Le Maître de la Passion de Berlin (anciens Pays-Bas, 2e moitié du XVe siècle)

 

 

Le Maître de la Passion de Berlin est un graveur actif dans les anciens Pays-Bas, dans la deuxième moitié du XVe siècle. Comme nombre de graveurs sur métal de l’époque, il était orfèvre de métier. On l’a identifié à Israhel van Meckenem le Vieux, père du célèbre graveur qui hérita de son atelier à Bocholt, mais certains réfutent cette hypothèse. Comme ses prédécesseurs, il ne maîtrise pas l’anatomie et la cache à l’aide de drapés retombant jusqu’aux pieds. Les visages sont uniformes et stéréotypés.

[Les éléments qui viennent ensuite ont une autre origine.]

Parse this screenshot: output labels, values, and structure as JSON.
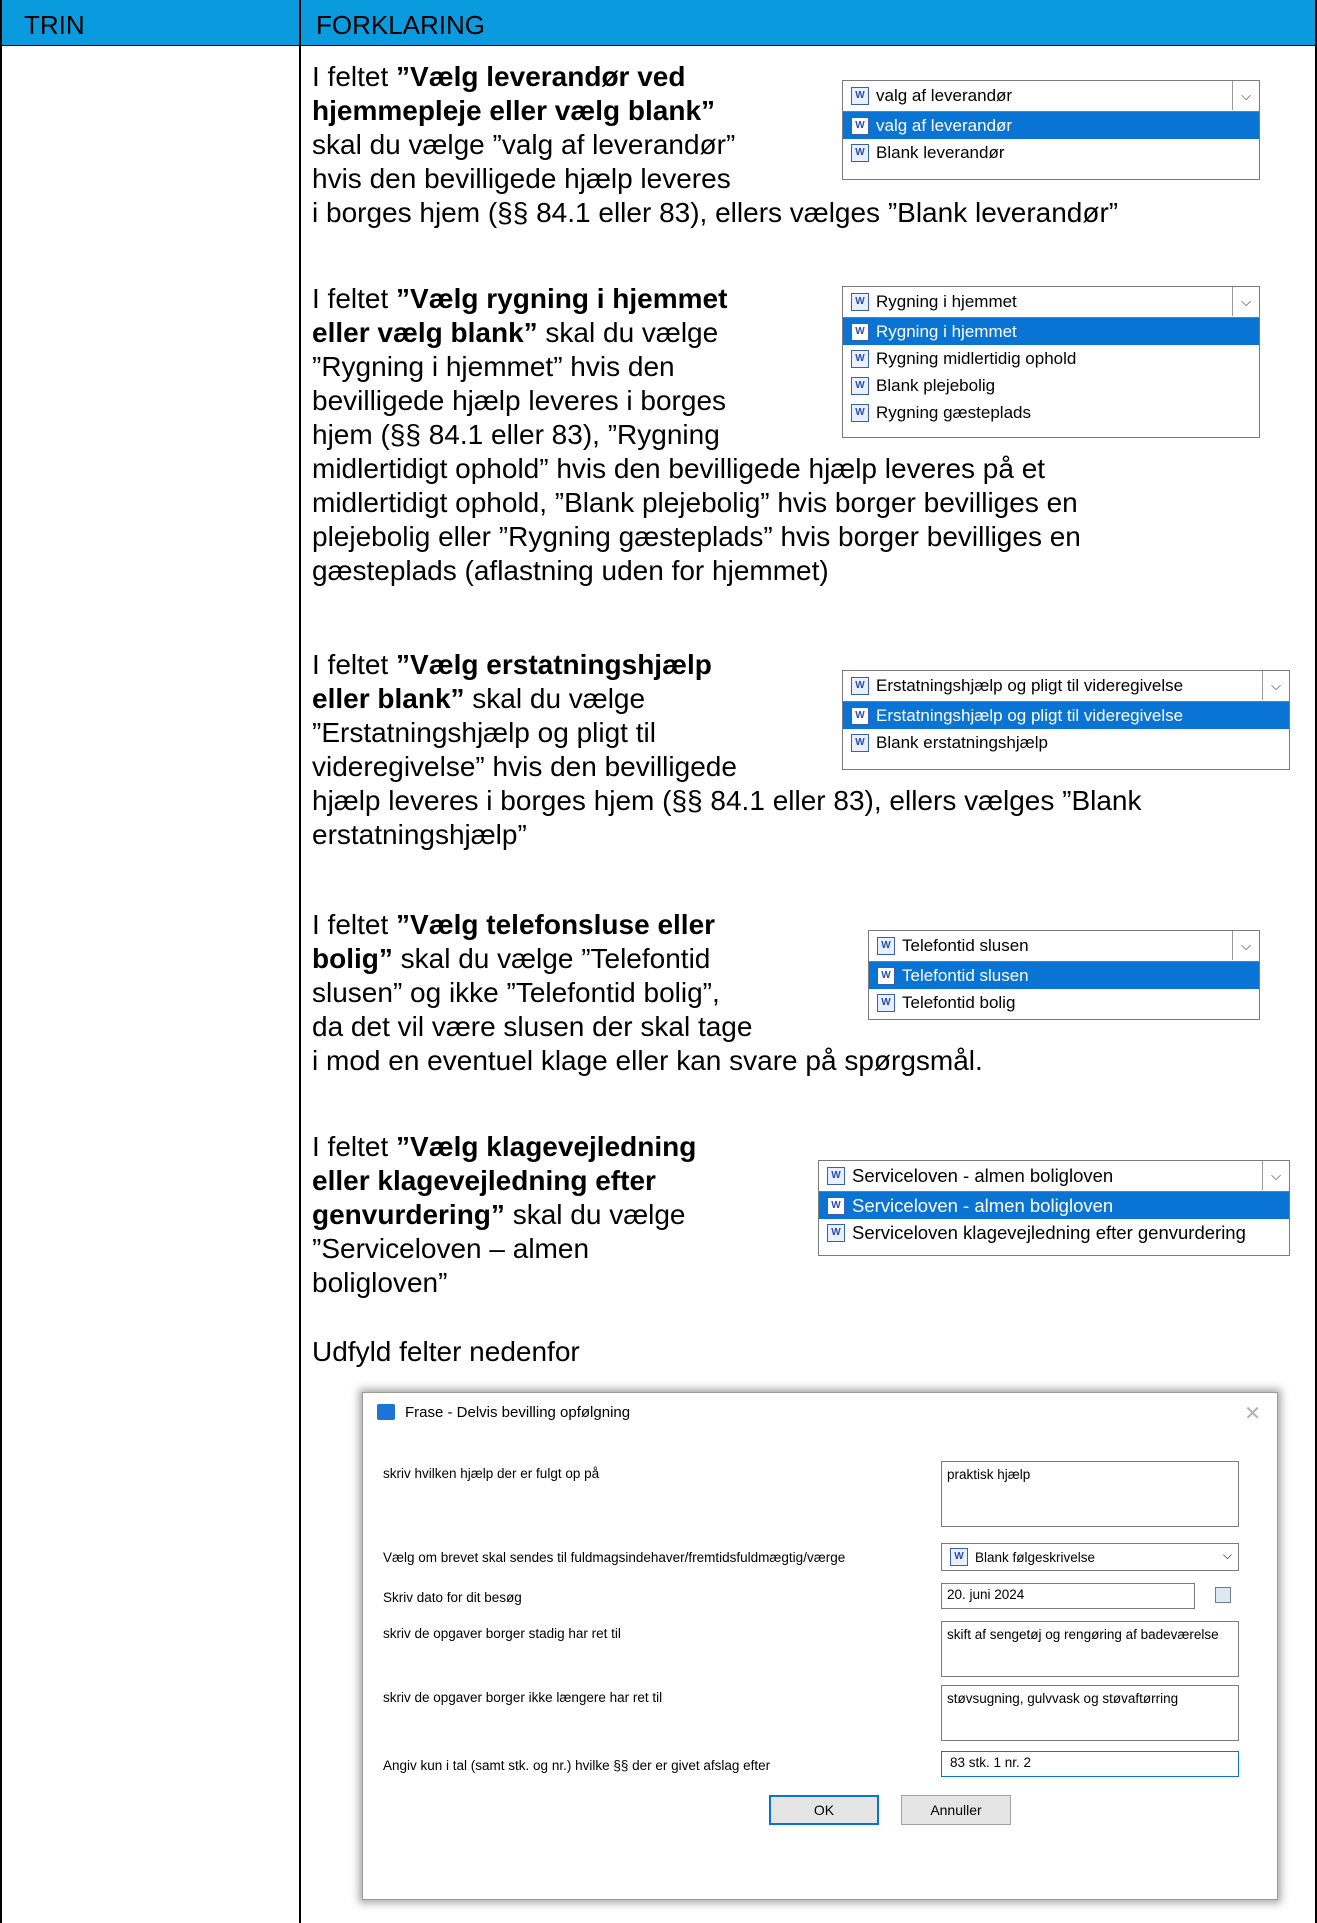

La perspective est gauche. Il se différencie cependant par la grâce et la sobriété d’attitude qu’il donne à ses personnages, et par un métier habile et sûr, qui s’explique par sa qualité d’orfèvre. Les ombres sont savamment rendues par de fines hachures parallèles ou croisées. On lui attribue plus de cent estampes, qui se répartissent en plusieurs séries.

 

Fig. 1. Maître de la Passion de Berlin. La Pentecôte, 1450-1470. Gravure au burin rehaussée, 7,7 x 5,5 cm. Paris, Bibliothèque nationale de France

 

 

Les ornements

Les plus belles gravures du Maître de la Passion de Berlin sont sans doute ses Ornements [Fig. 2 à 5]. Dans de riches rinceaux feuillagés et parfois fleuris, évoluent des personnages et des animaux. Leurs attitudes, leurs mouvements, leurs positions jouent avec les tiges et les feuilles, qui ne sont pas qu’ornementales. Ils s’y agrippent, s’y appuient, s’y reposent. On y voit des lutteurs, un cavalier nu cherchant à maîtriser sa monture, une belle dame sagement agenouillée, un chasseur tuant sa proie, un paysan jouant aux équilibristes devant un oiseau, un arbalétrier chargeant son arme. Un certain humour se dégage de certaines scènes, par l’absurdité des poses ou des situations. D’autres ornements sont vierges de tout personnage, et laissent libre court à la nature pour se développer, les rinceaux envahissant tout l’espace.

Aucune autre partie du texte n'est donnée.